Lastly, BLOOM also requests the European Commission to disclose the identity of each member having taken part in the negotiating delegations on fishing agreements for every African and Indian Ocean country.
We also ask France for the complete list of members belonging to the most obscure lobby of all: the ever-present industrial fishing lobby ‘UAPF’, as well as a comprehensive list of its participation in any official body or meeting.

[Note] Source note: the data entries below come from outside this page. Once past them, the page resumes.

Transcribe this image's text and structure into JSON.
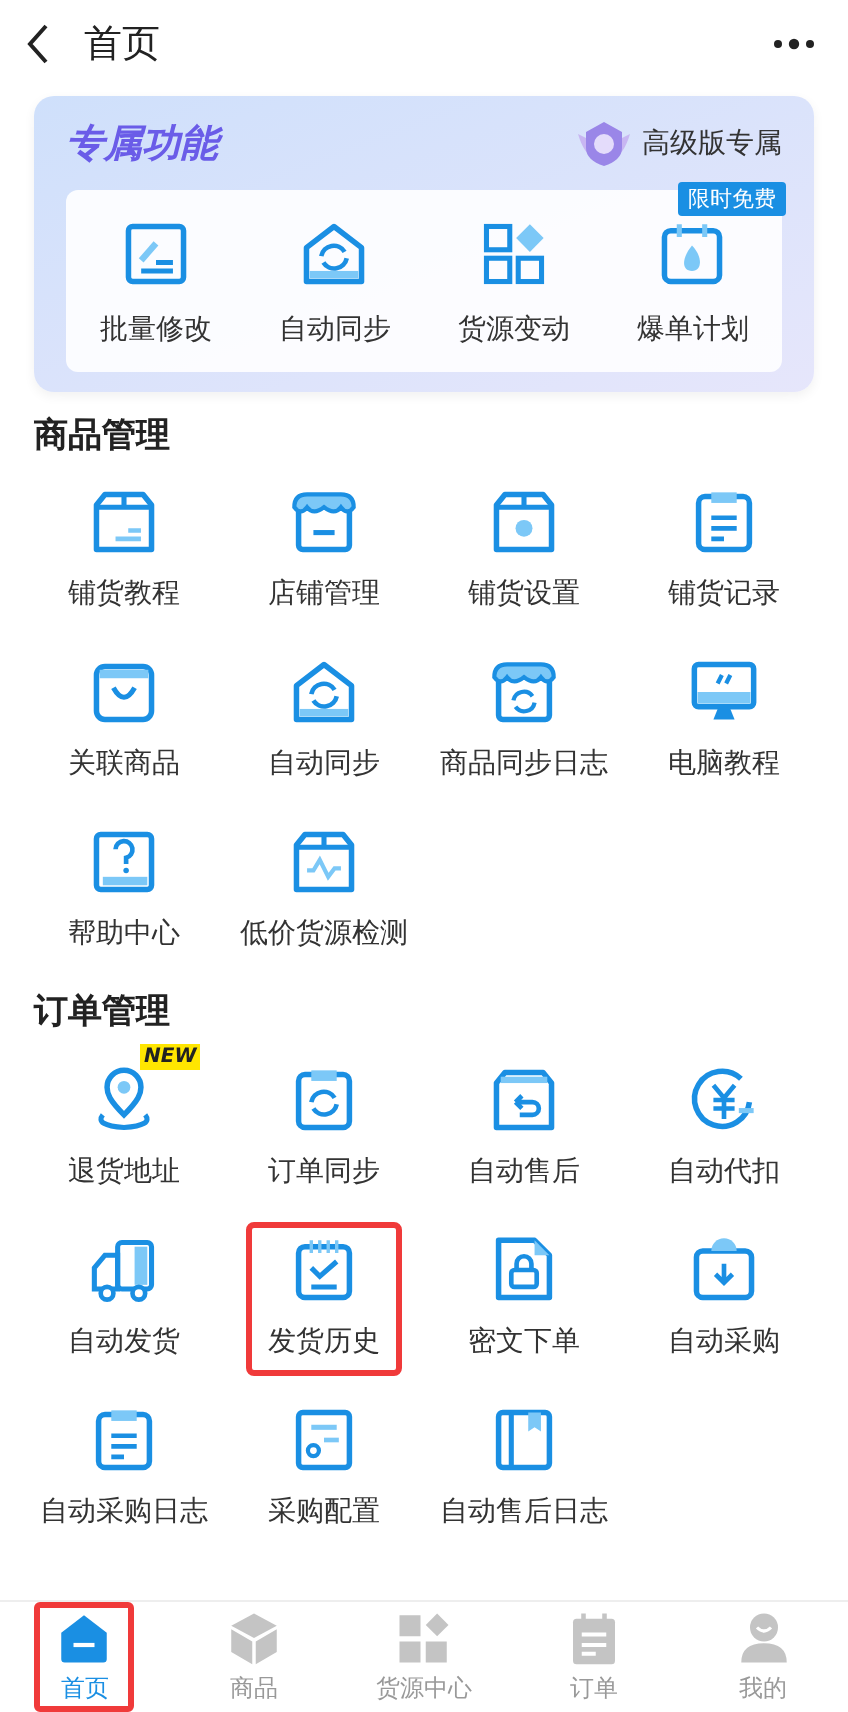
{
  "header": {
    "title": "首页"
  },
  "premium": {
    "title": "专属功能",
    "badge": "高级版专属",
    "items": [
      {
        "label": "批量修改"
      },
      {
        "label": "自动同步"
      },
      {
        "label": "货源变动"
      },
      {
        "label": "爆单计划",
        "tag": "限时免费"
      }
    ]
  },
  "sections": [
    {
      "title": "商品管理",
      "items": [
        {
          "label": "铺货教程",
          "highlighted": false
        },
        {
          "label": "店铺管理",
          "highlighted": false
        },
        {
          "label": "铺货设置",
          "highlighted": false
        },
        {
          "label": "铺货记录",
          "highlighted": false
        },
        {
          "label": "关联商品",
          "highlighted": false
        },
        {
          "label": "自动同步",
          "highlighted": false
        },
        {
          "label": "商品同步日志",
          "highlighted": false
        },
        {
          "label": "电脑教程",
          "highlighted": false
        },
        {
          "label": "帮助中心",
          "highlighted": false
        },
        {
          "label": "低价货源检测",
          "highlighted": false
        }
      ]
    },
    {
      "title": "订单管理",
      "items": [
        {
          "label": "退货地址",
          "badge": "NEW",
          "highlighted": false
        },
        {
          "label": "订单同步",
          "highlighted": false
        },
        {
          "label": "自动售后",
          "highlighted": false
        },
        {
          "label": "自动代扣",
          "highlighted": false
        },
        {
          "label": "自动发货",
          "highlighted": false
        },
        {
          "label": "发货历史",
          "highlighted": true
        },
        {
          "label": "密文下单",
          "highlighted": false
        },
        {
          "label": "自动采购",
          "highlighted": false
        },
        {
          "label": "自动采购日志",
          "highlighted": false
        },
        {
          "label": "采购配置",
          "highlighted": false
        },
        {
          "label": "自动售后日志",
          "highlighted": false
        }
      ]
    }
  ],
  "tabbar": [
    {
      "label": "首页",
      "selected": true,
      "highlighted": true
    },
    {
      "label": "商品",
      "selected": false,
      "highlighted": false
    },
    {
      "label": "货源中心",
      "selected": false,
      "highlighted": false
    },
    {
      "label": "订单",
      "selected": false,
      "highlighted": false
    },
    {
      "label": "我的",
      "selected": false,
      "highlighted": false
    }
  ]
}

→ Read the full investigation file : ‘The EU under the rule of tuna lobbies’ ←
To go further
Frédéric Le Manach, Scientific Director at BLOOM, co-authored a publication in the scientific journal Frontiers examining the relationship between the subsidies distant fishing nations have received for their development in the Indian Ocean and the current negotiations for the allocation of fishing possibilities within the Indian Ocean Tuna Commission (IOTC).
→ Sinan et al. (2022, 6 décembre). Subsidies and allocation : A legacy of distortion and intergenerational loss. Frontiers.
Notes
[1] From 30th January to 5th February 2023 in Mombassa, Kenya.
[2] The other vessels are French, Spanish and Portuguese longliners of much smaller size, such as the twenty or so vessels based in Réunion (average length: 16.7 m).
[3] See Le Figaro (in French): https://www.lefigaro.fr/conjoncture/recrutement-d-une-fonctionnaire-par-europeche-enquete-pour-prise-illegale-d-interets-20221202.
[4] The ALBATUN DOS (116m), the INTERTUNA TRES (116m), the PANAMA TUNA (115.6m), and the ALBATUN TRES (115m).